There was no reason to upset her, not yet. Luckacz would make his own inquiries and decide what to do. In the meantime he lay back in the velvet seats, tried to relax—the road was better beyond Soldanu. He closed his eyes, trying to summon in his mind an image of the baroness's face as she sat poised over her piano, studying the score of her great work, picking out the themes sometimes with difficulty. In the motorcar, Luckacz couldn't hear them. He had no ear for music. Instead he concentrated on the little grimace that distorted her small mouth, revealed her perfect teeth. A frown puckered the skin between her eyebrows, brought lines to the edges of her purple eyes—she was almost forty, after all! Still she was beautiful—her chestnut hair cut at the line of her jaw, her creamlike skin—with a beauty that was not only decorative, but seemed to achieve, at least for Luckacz, a desperate significance.

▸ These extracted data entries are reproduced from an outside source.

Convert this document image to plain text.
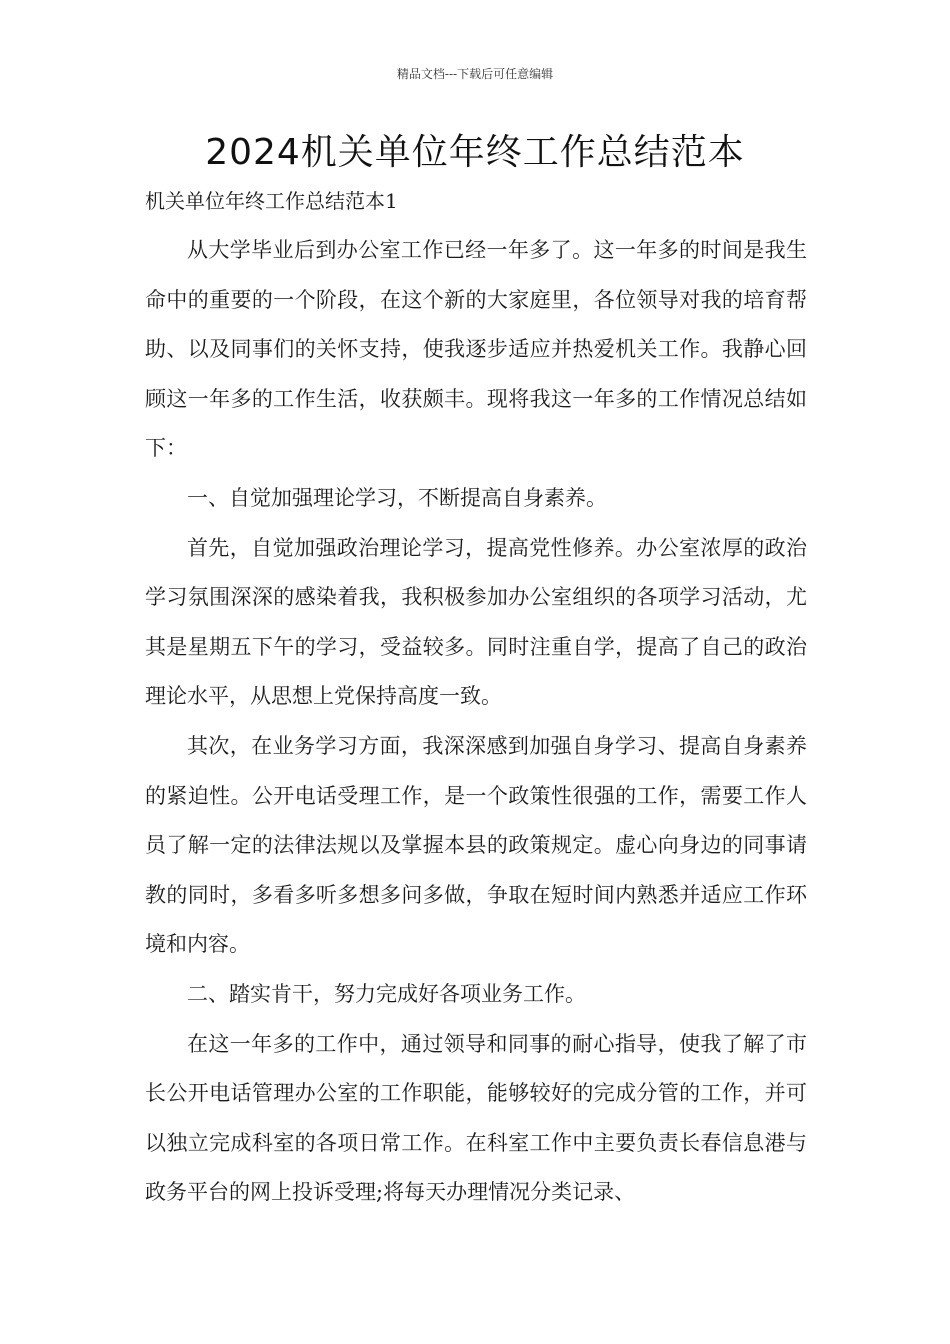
精品文档---下载后可任意编辑
2024机关单位年终工作总结范本
机关单位年终工作总结范本1

从大学毕业后到办公室工作已经一年多了。这一年多的时间是我生命中的重要的一个阶段，在这个新的大家庭里，各位领导对我的培育帮助、以及同事们的关怀支持，使我逐步适应并热爱机关工作。我静心回顾这一年多的工作生活，收获颇丰。现将我这一年多的工作情况总结如下：

一、自觉加强理论学习，不断提高自身素养。

首先，自觉加强政治理论学习，提高党性修养。办公室浓厚的政治学习氛围深深的感染着我，我积极参加办公室组织的各项学习活动，尤其是星期五下午的学习，受益较多。同时注重自学，提高了自己的政治理论水平，从思想上党保持高度一致。

其次，在业务学习方面，我深深感到加强自身学习、提高自身素养的紧迫性。公开电话受理工作，是一个政策性很强的工作，需要工作人员了解一定的法律法规以及掌握本县的政策规定。虚心向身边的同事请教的同时，多看多听多想多问多做，争取在短时间内熟悉并适应工作环境和内容。

二、踏实肯干，努力完成好各项业务工作。

在这一年多的工作中，通过领导和同事的耐心指导，使我了解了市长公开电话管理办公室的工作职能，能够较好的完成分管的工作，并可以独立完成科室的各项日常工作。在科室工作中主要负责长春信息港与政务平台的网上投诉受理;将每天办理情况分类记录、
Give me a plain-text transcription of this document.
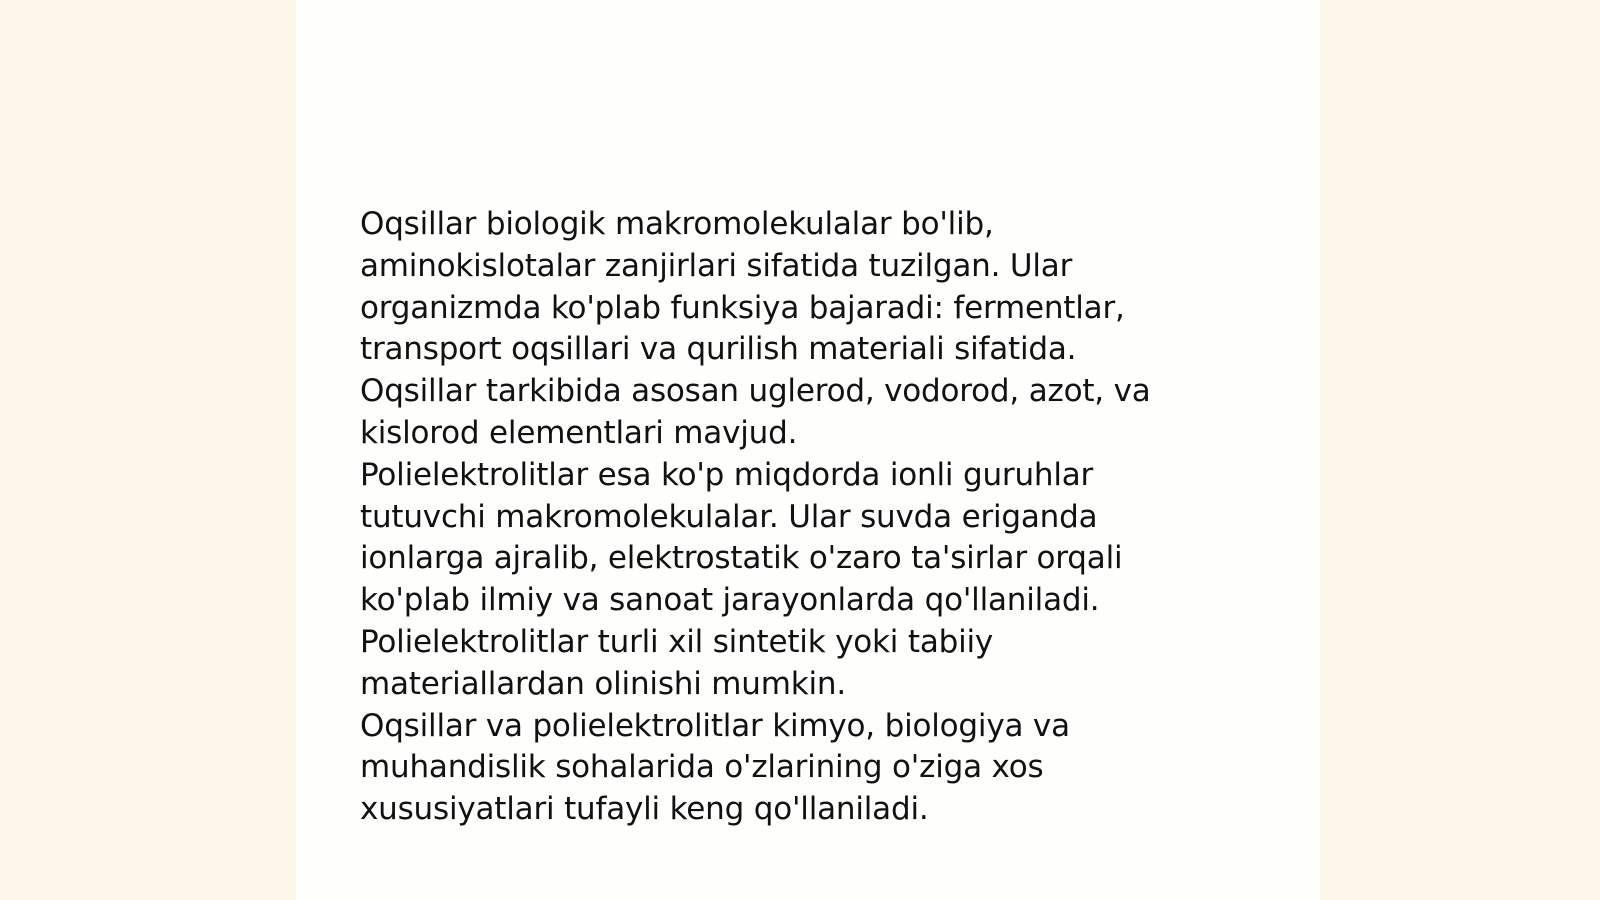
Oqsillar biologik makromolekulalar bo'lib,

aminokislotalar zanjirlari sifatida tuzilgan. Ular

organizmda ko'plab funksiya bajaradi: fermentlar,

transport oqsillari va qurilish materiali sifatida.

Oqsillar tarkibida asosan uglerod, vodorod, azot, va

kislorod elementlari mavjud.

Polielektrolitlar esa ko'p miqdorda ionli guruhlar

tutuvchi makromolekulalar. Ular suvda eriganda

ionlarga ajralib, elektrostatik o'zaro ta'sirlar orqali

ko'plab ilmiy va sanoat jarayonlarda qo'llaniladi.

Polielektrolitlar turli xil sintetik yoki tabiiy

materiallardan olinishi mumkin.

Oqsillar va polielektrolitlar kimyo, biologiya va

muhandislik sohalarida o'zlarining o'ziga xos

xususiyatlari tufayli keng qo'llaniladi.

Even intelligent, rational persons, daydreaming and dreaming, sometimes at moments can achieve a kind of access to the secret world. If in his imagination's eye Luckacz had looked backward through the rear, flat, oval window of the Mercedes, perhaps even he would have caught a glimpse of the disaster that still roiled the sky above Chiselet. He would have seen flashes like lightning burst inside the clouds, which were lit also from beneath by explosions and fires. Near the wreck along the train line there was a raw wound in the earth, a crater almost half a kilometer across. Fires burned in both the marshland and the town among the shattered buildings.